Remus was surrounded by a dense circle of students—mostly girls from different houses, but especially Ravenclaws—all of them laughing at whatever Remus was saying. It wasn’t the personality that stunned James, but the confirmation of his position: the center of attention, a status the Remus Lupin he knew had always avoided.

James stepped closer, mesmerized, and managed to catch fragments of the conversation.

"Don’t worry about the essay, Remus. We’ve got you covered for Ancient Runes. But the Charms exam? Flitwick is a sadist for scheduling it right after the next full moon."

Remus smiled, his voice calm. "I know, but Madam Pomfrey said that with the week off I’ll be able to catch up. I’ll be in the hospital wing until Tuesday for sure."

The air left James’s lungs. Not only was Remus a Ravenclaw—everyone knew. His "furry little problem," as they used to call it, was a known fact, accepted, and even openly managed by his classmates. It was a world where Remus didn't have to hide.

Panic seized James.

It’s not the past.

It’s a bifurcation.

He remembered Lily’s warning: "Alternate lines. Multiple universes." His life, his struggle, his family—they had all vanished.

And then came the final blow, the one that stole his breath and left him trembling.

From the Slytherin table came a sound—a dry, arrogantly familiar laugh, followed by a voice James would recognize anywhere. A voice that now lacked its playful warmth, possessing instead a sharp edge of authority.

 

The Heir to the Noble and Most Ancient House of Black

James turned his head, and the impact was so unexpected that he was left breathless. Sitting at the green and silver table was his best friend. His long black hair wasn’t rebellious; instead, it was neatly combed, though it maintained that characteristic side-swept fall, albeit with an unnatural rigidity. His Slytherin robes were perfect, and his face wore a cold arrogance—an expression of sheer superiority.

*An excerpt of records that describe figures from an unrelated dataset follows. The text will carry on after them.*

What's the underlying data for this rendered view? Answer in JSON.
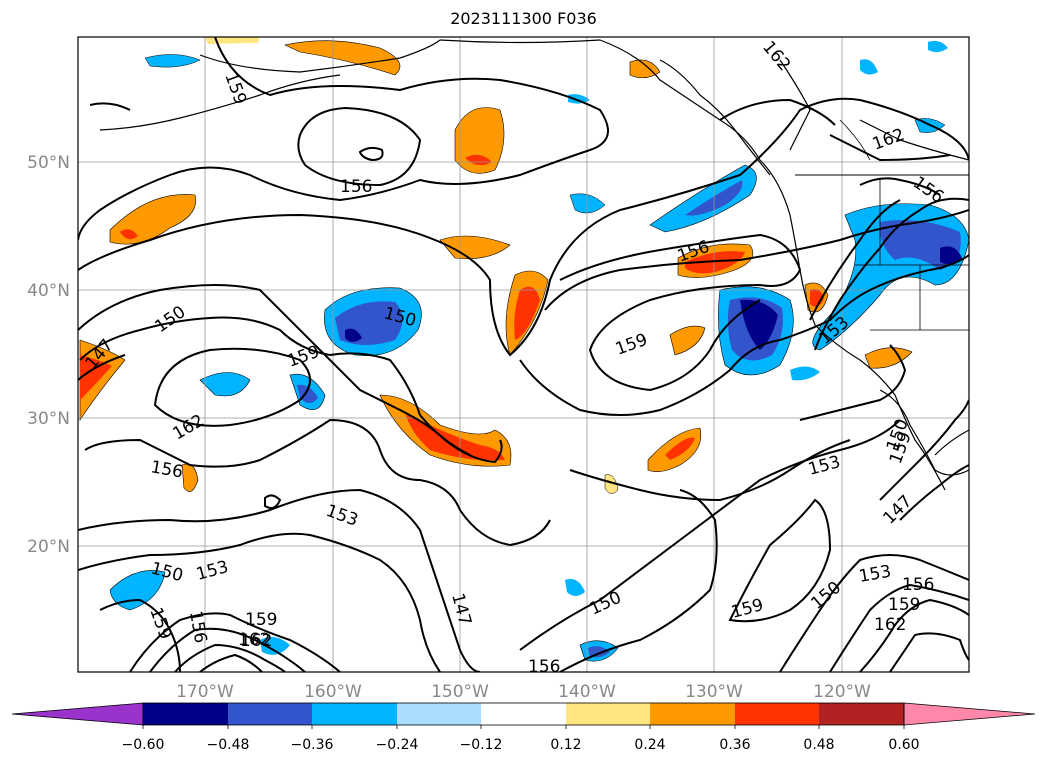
{
  "title": "2023111300 F036",
  "map": {
    "lat_labels": [
      "50°N",
      "40°N",
      "30°N",
      "20°N"
    ],
    "lon_labels": [
      "170°W",
      "160°W",
      "150°W",
      "140°W",
      "130°W",
      "120°W"
    ],
    "contour_labels": [
      "159",
      "162",
      "162",
      "156",
      "150",
      "150",
      "147",
      "159",
      "162",
      "156",
      "156",
      "159",
      "153",
      "153",
      "150",
      "147",
      "150",
      "153",
      "159",
      "156",
      "159",
      "162",
      "162",
      "153",
      "150",
      "153",
      "156",
      "159",
      "162",
      "147",
      "150",
      "159",
      "156",
      "156",
      "159"
    ]
  },
  "colorbar": {
    "tick_labels": [
      "−0.60",
      "−0.48",
      "−0.36",
      "−0.24",
      "−0.12",
      "0.12",
      "0.24",
      "0.36",
      "0.48",
      "0.60"
    ],
    "colors": [
      "#9933cc",
      "#000088",
      "#3355cc",
      "#00b4ff",
      "#aaddff",
      "#ffffff",
      "#ffe680",
      "#ff9900",
      "#ff3300",
      "#b22222",
      "#ff88aa"
    ]
  }
}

But even worse, Snivellus was sitting right beside him, eating breakfast while they conversed with a casualness that made James’s stomach churn.

James managed to overhear the dialogue.

"Severus, you need to focus. Don't let the time you spend... socializing... distract you from your true ambitions." Sirius’s voice was heavy with condescension.

"She’s my girlfriend, Sirius, not a distraction," Severus said without even looking at him, as if he were well-accustomed to these comments.

"Of course," Sirius said with a laugh that sounded like a mockery. "I’d call it more of a phase, Severus, but call it what you like."

Severus rolled his eyes.

"We all have hobbies," Sirius continued. "But when the time comes to make serious decisions, to build a future, you know you’ll have to choose something with more... class. Either way, don’t worry, you’ll grow out of it."

Sirius spoke, but Severus made no further remark.

This wasn't Sirius. This was the cold, cruel incarnation of the person his best friend had fought so hard to avoid becoming. Sirius Black—his friend, his brother by choice—would have rather died than become this version of himself.